Kata ulama dakwah, sasaran dalam membentuk ruh ukhuwah itu adalah hatta takunal ummatu ikhwanan muslimin, sehingga masyarakat menjadi kaum yang bersaudara. Na’udzubillah, jangan sampai kita sendiri tidak memiliki karakter tersebut. 

Tapi insya Allah kita sudah memiliki karakter tersebut dan kita ingin menularkan kepada masyarakat luas dalam rangka siyaghatu al-bina al-ijtima’i. Bagaimana menata masyarakat agar rukun dalam berumah tangga, rukun dengan tetangga, rukun antar partai, rukun antar golongan.

Bukankah kalau mereka rukun, mereka dapat mendayagunakan potensinya untuk disumbangkan ke masyarakat dan kepada umat manusia pada umumnya? Masyarakat harus bisa merasakan, bahwa kita ini terlibat dalam siyaghatu al-bina al-ijtima’i dan membela masyarakat.

Ketiga, bagaimana kita bisa terlibat dalam halul qadhaya al-ijtima’i (memberi solusi atas problematika masyarakat). Bagaimana kita terlibat dalam mencari solusi untuk problem kemasyarakatan, problem nasional, dan problem internasional.

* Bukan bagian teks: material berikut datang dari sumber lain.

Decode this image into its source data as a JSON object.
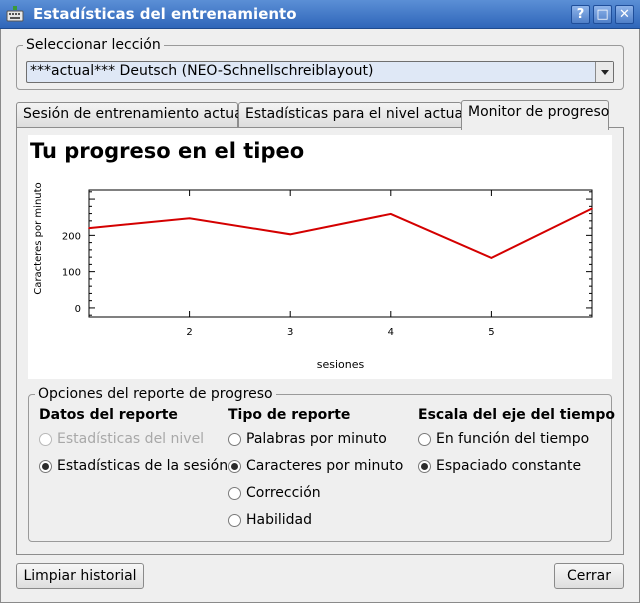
{
  "window": {
    "title": "Estadísticas del entrenamiento",
    "buttons": {
      "help": "?",
      "maximize": "□",
      "close": "✕"
    }
  },
  "lesson": {
    "group_label": "Seleccionar lección",
    "selected": "***actual***  Deutsch (NEO-Schnellschreiblayout)"
  },
  "tabs": [
    {
      "label": "Sesión de entrenamiento actual",
      "active": false
    },
    {
      "label": "Estadísticas para el nivel actual",
      "active": false
    },
    {
      "label": "Monitor de progreso",
      "active": true
    }
  ],
  "progress": {
    "title": "Tu progreso en el tipeo"
  },
  "chart_data": {
    "type": "line",
    "title": "",
    "xlabel": "sesiones",
    "ylabel": "Caracteres por minuto",
    "x": [
      1,
      2,
      3,
      4,
      5,
      6
    ],
    "x_ticks": [
      2,
      3,
      4,
      5
    ],
    "y_ticks": [
      0,
      100,
      200
    ],
    "xlim": [
      1,
      6
    ],
    "ylim": [
      -25,
      325
    ],
    "series": [
      {
        "values": [
          220,
          247,
          203,
          259,
          138,
          274
        ],
        "color": "#d40000"
      }
    ]
  },
  "options": {
    "group_label": "Opciones del reporte de progreso",
    "data_source": {
      "heading": "Datos del reporte",
      "items": [
        {
          "label": "Estadísticas del nivel",
          "selected": false,
          "enabled": false
        },
        {
          "label": "Estadísticas de la sesión",
          "selected": true,
          "enabled": true
        }
      ]
    },
    "report_type": {
      "heading": "Tipo de reporte",
      "items": [
        {
          "label": "Palabras por minuto",
          "selected": false,
          "enabled": true
        },
        {
          "label": "Caracteres por minuto",
          "selected": true,
          "enabled": true
        },
        {
          "label": "Corrección",
          "selected": false,
          "enabled": true
        },
        {
          "label": "Habilidad",
          "selected": false,
          "enabled": true
        }
      ]
    },
    "time_axis": {
      "heading": "Escala del eje del tiempo",
      "items": [
        {
          "label": "En función del tiempo",
          "selected": false,
          "enabled": true
        },
        {
          "label": "Espaciado constante",
          "selected": true,
          "enabled": true
        }
      ]
    }
  },
  "footer": {
    "clear_history": "Limpiar historial",
    "close": "Cerrar"
  }
}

Jika masyarakat sudah merasakan dan mengakui upaya dan keterlibatan kita dalam siyaghatu al-bina al-ijtima’i (membentuk bangunan sosial), ri’ayah mashalih ijtima’iyah(memelihara kepentingan publik), sebagai sasaran pertama dalam pengelolaan jamahiri, maka otomatis masyarakat bukan hanya percaya kepada agenda kita, melainkan juga meningkat ke sasaran kedua: mendelegasikan wewenang memperjuangkan kepentingan mereka, nasib mereka, dan memperjuangkan cita-cita mereka. 

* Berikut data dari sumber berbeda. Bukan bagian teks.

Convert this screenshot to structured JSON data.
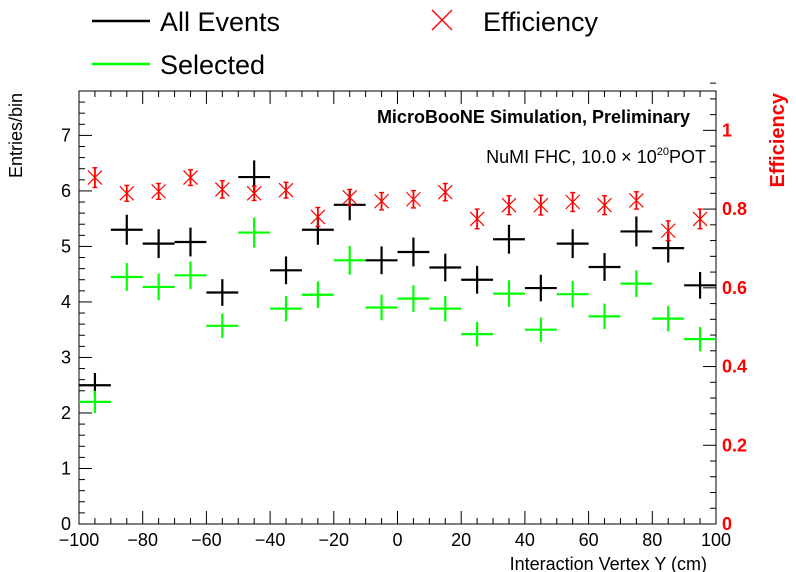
{
  "chart_data": {
    "type": "scatter",
    "title": "",
    "annotations": {
      "collaboration": "MicroBooNE Simulation, Preliminary",
      "beam_prefix": "NuMI FHC, 10.0",
      "beam_times": "×",
      "beam_base": "10",
      "beam_exp": "20",
      "beam_suffix": "POT"
    },
    "xlabel": "Interaction Vertex Y (cm)",
    "ylabel": "Entries/bin",
    "y2label": "Efficiency",
    "xlim": [
      -100,
      100
    ],
    "ylim": [
      0,
      7.8
    ],
    "y2lim": [
      0,
      1.1
    ],
    "x_ticks": [
      -100,
      -80,
      -60,
      -40,
      -20,
      0,
      20,
      40,
      60,
      80,
      100
    ],
    "x_tick_labels": [
      "−100",
      "−80",
      "−60",
      "−40",
      "−20",
      "0",
      "20",
      "40",
      "60",
      "80",
      "100"
    ],
    "y_ticks": [
      0,
      1,
      2,
      3,
      4,
      5,
      6,
      7
    ],
    "y_tick_labels": [
      "0",
      "1",
      "2",
      "3",
      "4",
      "5",
      "6",
      "7"
    ],
    "y2_ticks": [
      0,
      0.2,
      0.4,
      0.6,
      0.8,
      1.0
    ],
    "y2_tick_labels": [
      "0",
      "0.2",
      "0.4",
      "0.6",
      "0.8",
      "1"
    ],
    "bin_width": 10,
    "x": [
      -95,
      -85,
      -75,
      -65,
      -55,
      -45,
      -35,
      -25,
      -15,
      -5,
      5,
      15,
      25,
      35,
      45,
      55,
      65,
      75,
      85,
      95
    ],
    "series": [
      {
        "name": "All Events",
        "color": "#000000",
        "axis": "left",
        "marker": "cross",
        "values": [
          2.5,
          5.3,
          5.05,
          5.08,
          4.17,
          6.25,
          4.57,
          5.3,
          5.75,
          4.75,
          4.9,
          4.62,
          4.4,
          5.13,
          4.25,
          5.05,
          4.63,
          5.27,
          4.97,
          4.3
        ],
        "errors": [
          0.22,
          0.27,
          0.26,
          0.26,
          0.24,
          0.3,
          0.25,
          0.27,
          0.28,
          0.25,
          0.26,
          0.25,
          0.25,
          0.26,
          0.24,
          0.26,
          0.25,
          0.27,
          0.26,
          0.24
        ]
      },
      {
        "name": "Selected",
        "color": "#00ff00",
        "axis": "left",
        "marker": "cross",
        "values": [
          2.2,
          4.45,
          4.27,
          4.48,
          3.57,
          5.25,
          3.88,
          4.13,
          4.75,
          3.9,
          4.06,
          3.88,
          3.42,
          4.15,
          3.5,
          4.14,
          3.74,
          4.33,
          3.7,
          3.33
        ],
        "errors": [
          0.2,
          0.25,
          0.24,
          0.25,
          0.22,
          0.27,
          0.23,
          0.24,
          0.26,
          0.23,
          0.24,
          0.23,
          0.22,
          0.24,
          0.22,
          0.24,
          0.23,
          0.24,
          0.23,
          0.22
        ]
      },
      {
        "name": "Efficiency",
        "color": "#ff0000",
        "axis": "right",
        "marker": "x",
        "values": [
          0.88,
          0.84,
          0.845,
          0.88,
          0.85,
          0.84,
          0.848,
          0.78,
          0.83,
          0.82,
          0.825,
          0.843,
          0.775,
          0.81,
          0.81,
          0.818,
          0.81,
          0.822,
          0.745,
          0.775
        ],
        "errors": [
          0.025,
          0.02,
          0.02,
          0.02,
          0.022,
          0.018,
          0.02,
          0.024,
          0.02,
          0.022,
          0.022,
          0.022,
          0.025,
          0.024,
          0.025,
          0.024,
          0.024,
          0.022,
          0.025,
          0.025
        ]
      }
    ],
    "legend_placement": "top, above plot",
    "grid": false
  }
}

Bahkan kemudian akhirnya dukungan masyarakat itu meningkat lagi menjadi legitimasi politik / dukungan kepada kita.

Hal ini sangat penting sebagai kelanjutan terhadap dukungan kredibilitas moral yang kita miliki, disiplin normatif, kemampuan intelektual yang ideal rasional tapi realistis. Kalau sudah diakui seperti itu oleh masyarakat, insya Allah masyarakat akan sampai ke tingkat mem-back up legitimasi dukungan politik kepada kita.

Bila kita sudah mendapatkan back up legitimasi politik dari masyarakat, maka akan mampu meningkatkan kerja legislatif kita, yaitu mampu menjadikan nilai-nilai yang kita anut men-shibghah produk-produk legislatif berupa Perda, UU, dan tap MPR. 

Namun untuk itu kita memerlukan legitimasi dari jumhur masyarakat melalui suara atau pilihannya dalam pemilu. Jadi bukan hanya pujian-pujian kepada menara gading atau pohon bonsai, tapi berupa dukungan politik yang riil.

Jadi itulah kira-kira garis besar ri’ayah jamahiriyah (pemeliharaan masyarakat) kita. Kerjanya tiga hal dan yang kita inginkan juga ada tiga hal. Kerjanya melalui: siyaghatu al-bina al-ijtima’i(membentuk bangunan sosial), ri’ayah mashalih ijtima’iyah (memelihara kepentingan publik), dan halul qadhaya al-ijtima’i (memberi solusi atas problematika masyarakat). 

Hasilnya minimal ada tiga: mereka memberikan dukungan dan percaya kepada agenda-agenda kita, mendelegasikan kepada kita untuk memperjuangkan nasib, kepentingan, dan cita-cita mereka, serta memberikan back up politik bagi kita.